CONWAY, S.C. -- It’s been awhile since No. 17 Villanova shot this well from long range. Cole Swider has never scored like this.

Swider scored a career-high 26 points with six 3-pointers, and the Wildcats routed Middle Tennessee 98-69 on Thursday in the quarterfinals of the Myrtle Beach Invitational.

Collin Gillespie added 16 points and hit four 3s, Justin Moore finished with 15 points and Jeremiah Robinson-Earl had 11 rebounds to help Villanova (3-1) - which never trailed, led by 35 and shot 57% while winning its second straight following a 25-point loss at No. 10 Ohio State.

And yet, another number in the box score caught coach Jay Wright’s eye - Swider’s seven rebounds.

“He’s more than just a shooter,” Wright said.
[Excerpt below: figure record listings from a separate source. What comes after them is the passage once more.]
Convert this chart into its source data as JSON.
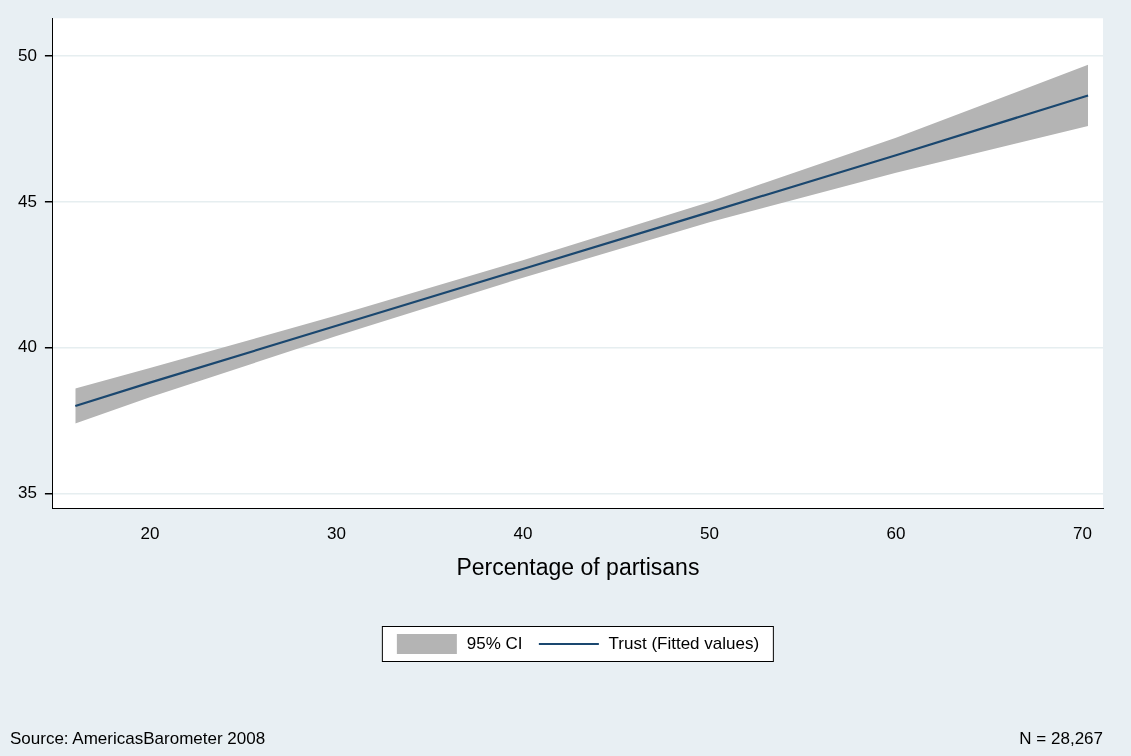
{
  "chart_data": {
    "type": "line",
    "xlabel": "Percentage of partisans",
    "x": [
      16,
      20,
      30,
      40,
      50,
      60,
      70.3
    ],
    "series": [
      {
        "name": "Trust (Fitted values)",
        "type": "line",
        "color": "#1a476f",
        "values": [
          38.0,
          38.8,
          40.75,
          42.7,
          44.65,
          46.6,
          48.65
        ],
        "lower": [
          37.4,
          38.3,
          40.4,
          42.4,
          44.3,
          46.0,
          47.6
        ],
        "upper": [
          38.6,
          39.3,
          41.1,
          43.0,
          45.0,
          47.2,
          49.7
        ]
      }
    ],
    "xlim": [
      14.8,
      71.1
    ],
    "xticks": [
      20,
      30,
      40,
      50,
      60,
      70
    ],
    "ylim": [
      34.5,
      51.3
    ],
    "yticks": [
      35,
      40,
      45,
      50
    ],
    "grid": "y",
    "legend": "bottom",
    "marker": "none",
    "line_style": "solid",
    "annotations": [
      "95% CI",
      "Source: AmericasBarometer 2008",
      "N = 28,267"
    ]
  }
}
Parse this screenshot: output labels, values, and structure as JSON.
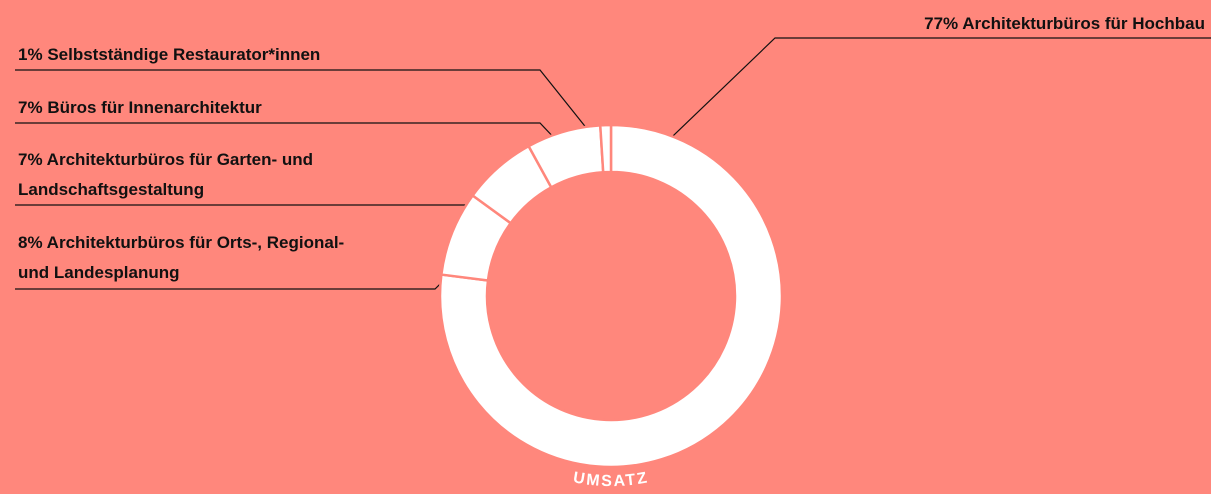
{
  "chart_data": {
    "type": "donut",
    "title": "UMSATZ",
    "categories": [
      "Architekturbüros für Hochbau",
      "Architekturbüros für Orts-, Regional- und Landesplanung",
      "Architekturbüros für Garten- und Landschaftsgestaltung",
      "Büros für Innenarchitektur",
      "Selbstständige Restaurator*innen"
    ],
    "values": [
      77,
      8,
      7,
      7,
      1
    ],
    "value_labels": [
      "77%",
      "8%",
      "7%",
      "7%",
      "1%"
    ],
    "color": "#ffffff"
  }
}
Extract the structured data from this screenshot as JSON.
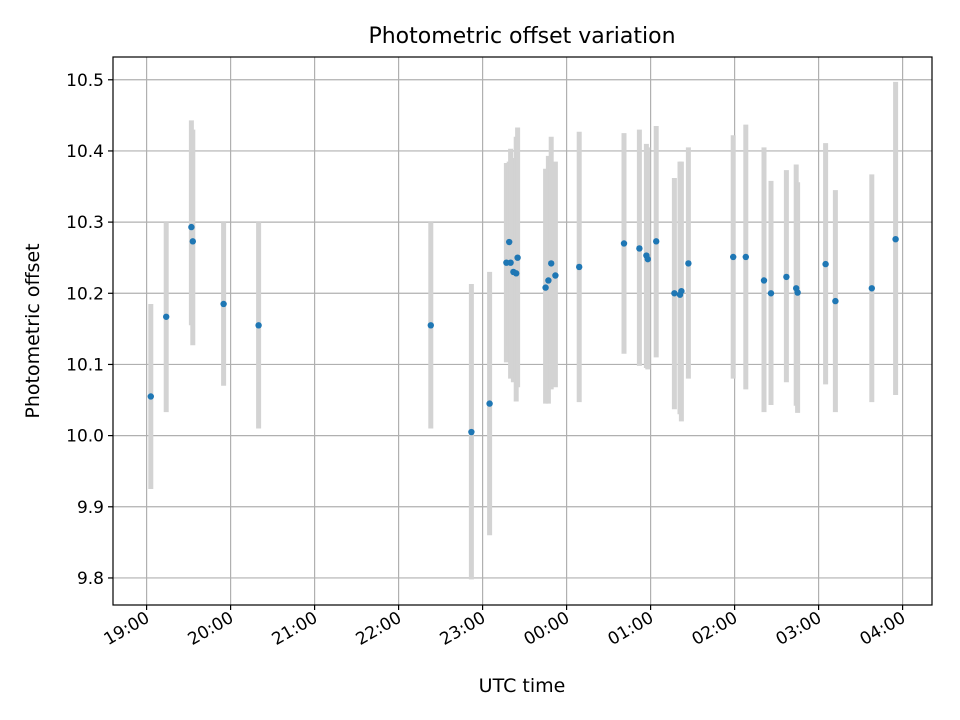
{
  "chart_data": {
    "type": "scatter",
    "title": "Photometric offset variation",
    "xlabel": "UTC time",
    "ylabel": "Photometric offset",
    "x_ticks": [
      {
        "time": "19:00",
        "label": "19:00"
      },
      {
        "time": "20:00",
        "label": "20:00"
      },
      {
        "time": "21:00",
        "label": "21:00"
      },
      {
        "time": "22:00",
        "label": "22:00"
      },
      {
        "time": "23:00",
        "label": "23:00"
      },
      {
        "time": "00:00",
        "label": "00:00"
      },
      {
        "time": "01:00",
        "label": "01:00"
      },
      {
        "time": "02:00",
        "label": "02:00"
      },
      {
        "time": "03:00",
        "label": "03:00"
      },
      {
        "time": "04:00",
        "label": "04:00"
      }
    ],
    "y_ticks": [
      {
        "value": 9.8,
        "label": "9.8"
      },
      {
        "value": 9.9,
        "label": "9.9"
      },
      {
        "value": 10.0,
        "label": "10.0"
      },
      {
        "value": 10.1,
        "label": "10.1"
      },
      {
        "value": 10.2,
        "label": "10.2"
      },
      {
        "value": 10.3,
        "label": "10.3"
      },
      {
        "value": 10.4,
        "label": "10.4"
      },
      {
        "value": 10.5,
        "label": "10.5"
      }
    ],
    "xlim": [
      "18:36",
      "04:21"
    ],
    "ylim": [
      9.762,
      10.532
    ],
    "grid": true,
    "colors": {
      "points": "#1f77b4",
      "errorbars": "#d3d3d3",
      "grid": "#b0b0b0"
    },
    "points": [
      {
        "time": "19:03",
        "y": 10.055,
        "low": 9.925,
        "high": 10.185
      },
      {
        "time": "19:14",
        "y": 10.167,
        "low": 10.033,
        "high": 10.3
      },
      {
        "time": "19:32",
        "y": 10.293,
        "low": 10.155,
        "high": 10.443
      },
      {
        "time": "19:33",
        "y": 10.273,
        "low": 10.127,
        "high": 10.43
      },
      {
        "time": "19:55",
        "y": 10.185,
        "low": 10.07,
        "high": 10.3
      },
      {
        "time": "20:20",
        "y": 10.155,
        "low": 10.01,
        "high": 10.3
      },
      {
        "time": "22:23",
        "y": 10.155,
        "low": 10.01,
        "high": 10.3
      },
      {
        "time": "22:52",
        "y": 10.005,
        "low": 9.798,
        "high": 10.213
      },
      {
        "time": "23:05",
        "y": 10.045,
        "low": 9.86,
        "high": 10.23
      },
      {
        "time": "23:17",
        "y": 10.243,
        "low": 10.103,
        "high": 10.383
      },
      {
        "time": "23:19",
        "y": 10.272,
        "low": 10.125,
        "high": 10.385
      },
      {
        "time": "23:20",
        "y": 10.243,
        "low": 10.08,
        "high": 10.403
      },
      {
        "time": "23:22",
        "y": 10.23,
        "low": 10.075,
        "high": 10.39
      },
      {
        "time": "23:24",
        "y": 10.228,
        "low": 10.048,
        "high": 10.42
      },
      {
        "time": "23:25",
        "y": 10.25,
        "low": 10.068,
        "high": 10.433
      },
      {
        "time": "23:45",
        "y": 10.208,
        "low": 10.045,
        "high": 10.375
      },
      {
        "time": "23:47",
        "y": 10.218,
        "low": 10.045,
        "high": 10.393
      },
      {
        "time": "23:49",
        "y": 10.242,
        "low": 10.065,
        "high": 10.42
      },
      {
        "time": "23:52",
        "y": 10.225,
        "low": 10.068,
        "high": 10.385
      },
      {
        "time": "00:09",
        "y": 10.237,
        "low": 10.047,
        "high": 10.427
      },
      {
        "time": "00:41",
        "y": 10.27,
        "low": 10.115,
        "high": 10.425
      },
      {
        "time": "00:52",
        "y": 10.263,
        "low": 10.098,
        "high": 10.43
      },
      {
        "time": "00:57",
        "y": 10.253,
        "low": 10.095,
        "high": 10.41
      },
      {
        "time": "00:58",
        "y": 10.248,
        "low": 10.093,
        "high": 10.405
      },
      {
        "time": "01:04",
        "y": 10.273,
        "low": 10.11,
        "high": 10.435
      },
      {
        "time": "01:17",
        "y": 10.2,
        "low": 10.037,
        "high": 10.362
      },
      {
        "time": "01:21",
        "y": 10.198,
        "low": 10.03,
        "high": 10.385
      },
      {
        "time": "01:22",
        "y": 10.203,
        "low": 10.02,
        "high": 10.385
      },
      {
        "time": "01:27",
        "y": 10.242,
        "low": 10.08,
        "high": 10.405
      },
      {
        "time": "01:59",
        "y": 10.251,
        "low": 10.08,
        "high": 10.422
      },
      {
        "time": "02:08",
        "y": 10.251,
        "low": 10.065,
        "high": 10.437
      },
      {
        "time": "02:21",
        "y": 10.218,
        "low": 10.033,
        "high": 10.405
      },
      {
        "time": "02:26",
        "y": 10.2,
        "low": 10.043,
        "high": 10.358
      },
      {
        "time": "02:37",
        "y": 10.223,
        "low": 10.075,
        "high": 10.373
      },
      {
        "time": "02:44",
        "y": 10.207,
        "low": 10.042,
        "high": 10.381
      },
      {
        "time": "02:45",
        "y": 10.201,
        "low": 10.032,
        "high": 10.356
      },
      {
        "time": "03:05",
        "y": 10.241,
        "low": 10.072,
        "high": 10.411
      },
      {
        "time": "03:12",
        "y": 10.189,
        "low": 10.033,
        "high": 10.345
      },
      {
        "time": "03:38",
        "y": 10.207,
        "low": 10.047,
        "high": 10.367
      },
      {
        "time": "03:55",
        "y": 10.276,
        "low": 10.057,
        "high": 10.497
      }
    ]
  }
}
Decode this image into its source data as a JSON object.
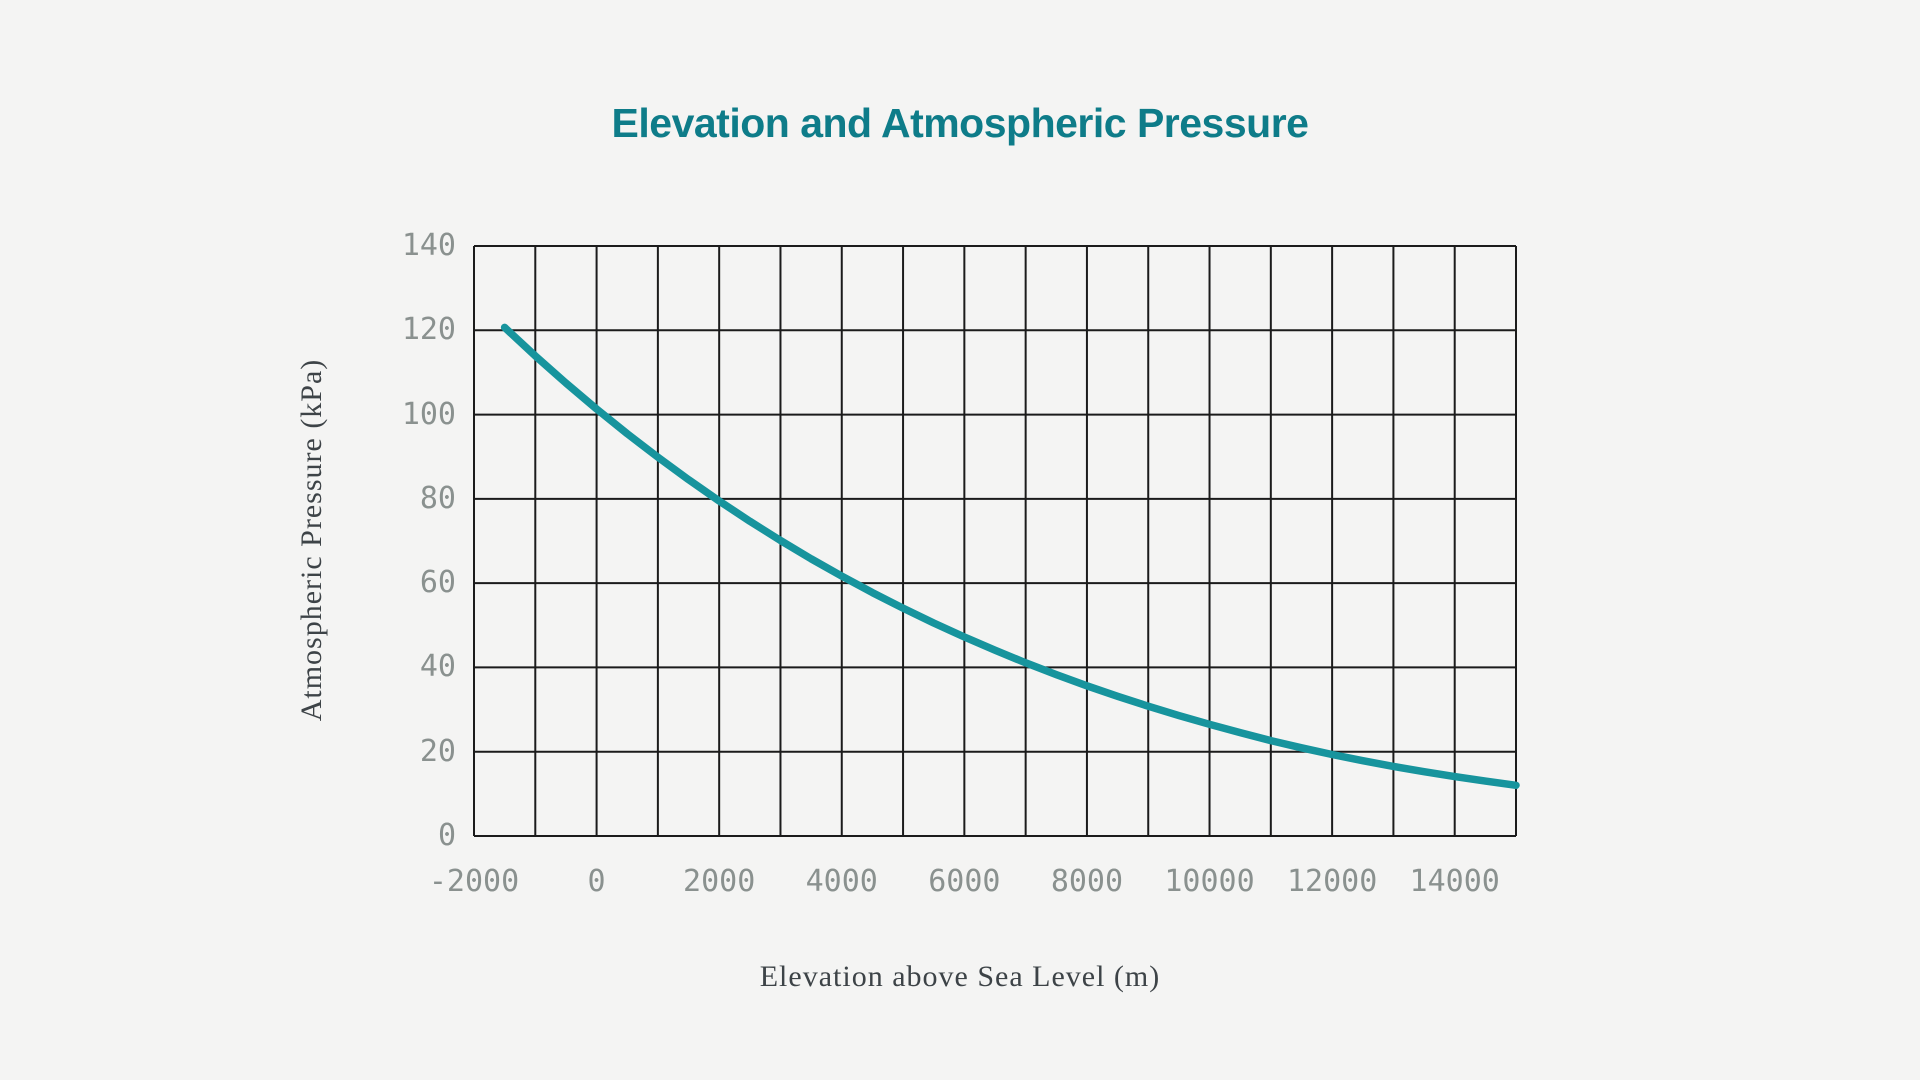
{
  "colors": {
    "background": "#f4f4f3",
    "title": "#0e7c89",
    "curve": "#17949d",
    "grid": "#1b1b1b",
    "tick_labels": "#8a918f",
    "axis_labels": "#3d4347"
  },
  "chart_data": {
    "type": "line",
    "title": "Elevation and Atmospheric Pressure",
    "xlabel": "Elevation above Sea Level (m)",
    "ylabel": "Atmospheric Pressure (kPa)",
    "xlim": [
      -2000,
      15000
    ],
    "ylim": [
      0,
      140
    ],
    "x_tick_labels": [
      "-2000",
      "0",
      "2000",
      "4000",
      "6000",
      "8000",
      "10000",
      "12000",
      "14000"
    ],
    "y_tick_labels": [
      "0",
      "20",
      "40",
      "60",
      "80",
      "100",
      "120",
      "140"
    ],
    "x_gridline_step": 1000,
    "y_gridline_step": 20,
    "grid": true,
    "legend": false,
    "series": [
      {
        "x": [
          -1500,
          -1000,
          -500,
          0,
          500,
          1000,
          1500,
          2000,
          2500,
          3000,
          3500,
          4000,
          4500,
          5000,
          5500,
          6000,
          6500,
          7000,
          7500,
          8000,
          8500,
          9000,
          9500,
          10000,
          10500,
          11000,
          11500,
          12000,
          12500,
          13000,
          13500,
          14000,
          14500,
          15000
        ],
        "y": [
          120.69,
          113.93,
          107.48,
          101.33,
          95.46,
          89.88,
          84.56,
          79.5,
          74.69,
          70.12,
          65.78,
          61.66,
          57.75,
          54.05,
          50.54,
          47.22,
          44.08,
          41.11,
          38.3,
          35.65,
          33.15,
          30.8,
          28.58,
          26.5,
          24.54,
          22.63,
          20.92,
          19.33,
          17.86,
          16.51,
          15.26,
          14.1,
          13.03,
          12.04
        ]
      }
    ]
  }
}
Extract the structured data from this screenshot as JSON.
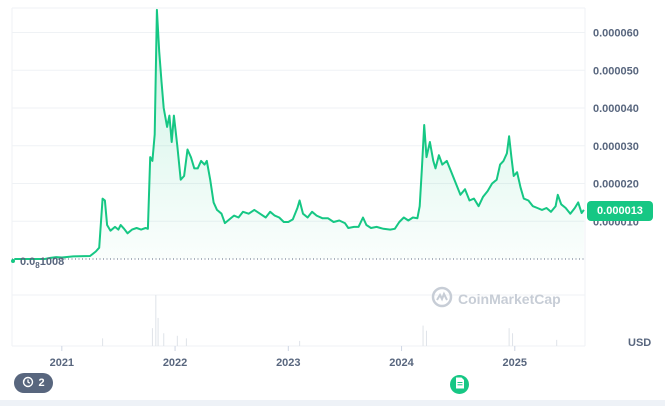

And the Wildcats have plenty of those. They made 18 3s - one shy of the school record, and their most since they also had 18 in a victory over Kansas at the 2018 Final Four.

“They have elite size with great shooters,” Middle Tennessee coach Nick McDevitt said, “and any short close-out or decent close-out results in three points.”

Eleven of them came during a first-half barrage that pushed the lead well into the 20s. Swider hit his fifth 3 from the corner shortly before the buzzer to put the Wildcats up 53-28 at halftime.

Saddiq Bey then took the lead to 30 with a 3-pointer two minutes into the second half.

Donovan Sims scored 18 points and C.J. Jones had 16 for the Blue Raiders (3-2). Leading scorer Antonio Green, averaging 23.5 points going into the game, finished with four points on 1-of-7 shooting while dealing with foul trouble.

“They’ve got a lot of interchangeable parts, so they were switching just to never let him see space,” McDevitt said.